Ich will Spaß, ich will Spaß, ich geb’ Gas, ich geb’ Gas ...

Oh, diese stillen Stunden zwischen Metz und Paris! Leichter Nieselregen hatte die Hügel der Champagne angefeuchtet, und die Dächer der Dörfer leuchteten rot auf, wenn Sonnenfetzen durch die Wolken brachen. Die Tachometernadel stand unbeweglich bei 130. Jetzt – bei Kassel – schwankt sie ein wenig um die 140 – die Kurve ist zu Ende, eine lange Abfahrt: Blinker, Rückspiegel, auf die Überholspur – die Nadel klettert höher, "160 bei Kilometer zwo-siebendrei-Komma-neun". "Welche Zeit?" "15.08 Uhr." Bei 180 kriegt der Wagen kurze Stöße von vorne, als führe er durch Gummiwände. Vermutlich Wind.

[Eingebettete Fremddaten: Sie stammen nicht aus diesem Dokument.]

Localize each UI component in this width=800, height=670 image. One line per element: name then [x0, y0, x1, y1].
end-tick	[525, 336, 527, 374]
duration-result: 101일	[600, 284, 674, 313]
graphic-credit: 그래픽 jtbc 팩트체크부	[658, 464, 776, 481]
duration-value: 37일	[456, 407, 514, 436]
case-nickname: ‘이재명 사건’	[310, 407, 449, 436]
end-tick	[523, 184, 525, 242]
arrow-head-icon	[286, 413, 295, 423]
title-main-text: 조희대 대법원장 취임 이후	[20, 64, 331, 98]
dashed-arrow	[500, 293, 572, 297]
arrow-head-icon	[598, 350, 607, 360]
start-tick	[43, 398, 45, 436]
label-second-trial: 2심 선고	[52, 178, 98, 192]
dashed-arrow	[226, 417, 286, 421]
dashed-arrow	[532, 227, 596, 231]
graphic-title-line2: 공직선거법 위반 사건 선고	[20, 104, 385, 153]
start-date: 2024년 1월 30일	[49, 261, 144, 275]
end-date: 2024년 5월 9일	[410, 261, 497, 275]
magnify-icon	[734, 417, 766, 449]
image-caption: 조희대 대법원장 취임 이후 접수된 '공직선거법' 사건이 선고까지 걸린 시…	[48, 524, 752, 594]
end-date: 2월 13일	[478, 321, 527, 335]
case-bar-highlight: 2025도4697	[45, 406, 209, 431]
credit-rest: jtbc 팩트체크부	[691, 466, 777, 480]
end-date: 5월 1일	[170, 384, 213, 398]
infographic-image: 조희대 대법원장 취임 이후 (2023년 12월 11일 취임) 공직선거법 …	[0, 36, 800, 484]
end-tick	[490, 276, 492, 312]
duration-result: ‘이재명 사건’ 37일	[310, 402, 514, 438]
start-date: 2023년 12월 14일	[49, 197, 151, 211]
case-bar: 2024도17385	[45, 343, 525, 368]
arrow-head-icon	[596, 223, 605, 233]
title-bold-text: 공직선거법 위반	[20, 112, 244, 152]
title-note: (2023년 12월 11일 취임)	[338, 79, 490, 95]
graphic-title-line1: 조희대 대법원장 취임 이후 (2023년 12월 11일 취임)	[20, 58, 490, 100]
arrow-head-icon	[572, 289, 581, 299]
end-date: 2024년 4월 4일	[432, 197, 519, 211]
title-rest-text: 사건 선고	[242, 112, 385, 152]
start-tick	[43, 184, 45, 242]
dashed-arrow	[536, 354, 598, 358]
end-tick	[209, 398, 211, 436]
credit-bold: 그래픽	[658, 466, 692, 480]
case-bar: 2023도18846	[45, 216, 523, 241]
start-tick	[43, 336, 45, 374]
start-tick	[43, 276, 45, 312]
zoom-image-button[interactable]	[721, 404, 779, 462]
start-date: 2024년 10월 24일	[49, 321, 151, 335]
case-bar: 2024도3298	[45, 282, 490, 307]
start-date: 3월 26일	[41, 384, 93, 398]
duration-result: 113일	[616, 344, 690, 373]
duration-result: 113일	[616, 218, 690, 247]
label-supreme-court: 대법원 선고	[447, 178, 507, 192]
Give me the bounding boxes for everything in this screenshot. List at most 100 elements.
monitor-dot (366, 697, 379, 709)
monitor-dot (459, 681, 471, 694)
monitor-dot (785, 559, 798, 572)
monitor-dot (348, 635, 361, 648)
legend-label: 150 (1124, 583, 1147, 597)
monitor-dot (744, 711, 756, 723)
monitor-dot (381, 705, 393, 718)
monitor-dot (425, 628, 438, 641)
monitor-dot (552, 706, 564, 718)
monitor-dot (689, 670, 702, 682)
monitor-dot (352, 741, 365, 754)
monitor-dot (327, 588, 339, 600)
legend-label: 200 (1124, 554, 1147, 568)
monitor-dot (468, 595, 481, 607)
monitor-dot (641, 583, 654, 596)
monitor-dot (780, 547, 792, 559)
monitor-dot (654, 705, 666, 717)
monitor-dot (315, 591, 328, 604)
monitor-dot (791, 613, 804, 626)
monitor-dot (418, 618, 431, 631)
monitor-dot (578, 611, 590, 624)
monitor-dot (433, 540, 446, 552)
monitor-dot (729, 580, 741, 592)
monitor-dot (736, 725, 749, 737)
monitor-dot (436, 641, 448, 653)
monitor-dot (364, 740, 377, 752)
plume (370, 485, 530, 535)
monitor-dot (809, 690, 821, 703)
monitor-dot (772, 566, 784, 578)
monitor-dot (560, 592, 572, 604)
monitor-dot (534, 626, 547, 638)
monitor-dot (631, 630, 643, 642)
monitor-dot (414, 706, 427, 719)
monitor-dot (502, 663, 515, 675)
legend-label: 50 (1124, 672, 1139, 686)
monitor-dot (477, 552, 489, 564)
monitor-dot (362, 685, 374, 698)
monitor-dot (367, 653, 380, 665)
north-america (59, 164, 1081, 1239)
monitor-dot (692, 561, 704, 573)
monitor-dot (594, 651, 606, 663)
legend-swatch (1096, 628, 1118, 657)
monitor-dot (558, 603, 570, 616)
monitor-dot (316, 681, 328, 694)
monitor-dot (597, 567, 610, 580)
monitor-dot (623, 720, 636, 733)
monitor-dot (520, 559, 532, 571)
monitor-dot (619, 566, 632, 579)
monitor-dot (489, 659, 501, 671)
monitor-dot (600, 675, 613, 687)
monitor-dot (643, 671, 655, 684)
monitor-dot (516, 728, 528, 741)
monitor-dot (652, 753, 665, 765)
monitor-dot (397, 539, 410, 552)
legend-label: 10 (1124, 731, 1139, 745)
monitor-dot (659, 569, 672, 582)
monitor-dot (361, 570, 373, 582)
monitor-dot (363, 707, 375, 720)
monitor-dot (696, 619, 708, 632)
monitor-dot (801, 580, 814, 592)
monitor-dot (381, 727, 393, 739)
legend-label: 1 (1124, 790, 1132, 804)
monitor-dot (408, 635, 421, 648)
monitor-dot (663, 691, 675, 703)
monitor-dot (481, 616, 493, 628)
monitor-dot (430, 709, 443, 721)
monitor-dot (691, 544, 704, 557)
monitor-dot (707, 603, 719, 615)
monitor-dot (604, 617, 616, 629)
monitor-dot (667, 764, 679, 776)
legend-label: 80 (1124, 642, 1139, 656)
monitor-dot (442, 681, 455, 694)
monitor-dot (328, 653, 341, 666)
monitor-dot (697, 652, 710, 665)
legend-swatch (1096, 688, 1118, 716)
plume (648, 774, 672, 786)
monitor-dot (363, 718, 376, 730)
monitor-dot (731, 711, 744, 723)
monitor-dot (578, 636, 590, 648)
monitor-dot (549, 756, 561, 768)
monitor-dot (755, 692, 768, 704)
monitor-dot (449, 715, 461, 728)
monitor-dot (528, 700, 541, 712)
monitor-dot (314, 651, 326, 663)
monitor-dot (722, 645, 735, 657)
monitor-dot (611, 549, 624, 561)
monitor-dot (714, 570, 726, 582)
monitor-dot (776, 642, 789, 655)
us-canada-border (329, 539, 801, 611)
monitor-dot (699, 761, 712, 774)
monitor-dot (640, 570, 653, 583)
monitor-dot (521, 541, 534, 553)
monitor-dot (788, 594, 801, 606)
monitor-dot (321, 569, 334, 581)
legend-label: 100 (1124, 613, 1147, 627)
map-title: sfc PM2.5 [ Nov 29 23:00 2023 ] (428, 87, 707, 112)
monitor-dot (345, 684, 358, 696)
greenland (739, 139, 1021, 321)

Jetzt eine weite Kurve, dann ein Schild, eine Brücke – Bremse, rechts einfädeln: "Tempo 100, verordnet wegen Seitenwind, Kilometer zwosieben-fünf-Komma-sechs, 15.09 Uhr." Aus der Traum von der großen Freiheit.

Der Versuch: Ein Autofahrer und ein Beifahrer mit einem großen Notizblock legen zwei gleich lange Strecken zurück, und zwar in Frankreich und in Deutschland. Sie fahren so schnell, wie Gesetz und Verkehr es erlauben. Sie benutzen denselben BMW 316 i (90 PS, Höchstgeschwindigkeit 180) an zwei Tagen mit etwa gleichem Verkehrsaufkommen – Dienstag und Donnerstag. Sie fahren auf Frankreichs Autobahn nie schneller als die erlaubten 130 Kilometer pro Stunde, in Deutschland so schnell, wie es eben geht; und wenn ein Schild "60" verordnet, fahren sie 60. Auf welcher Strecke, in Frankreich oder in der Bundesrepublik, würden sie schneller sein?

Um 13 Uhr starten wir am Grenzübergang Saarbrücken, dort, wo das Saarland und Lothringen aufeinanderstoßen. 382 Kilometer sind es bis zur "Peripherique", der Ringautobahn, die Paris umschlingt. Die französischen Zöllner profitieren von den neuen Grenzbestimmungen und lassen sich angesichts von Wind und niedrig hängenden Wolken nicht blicken. Die Sicht ist gut, die Straße noch trocken.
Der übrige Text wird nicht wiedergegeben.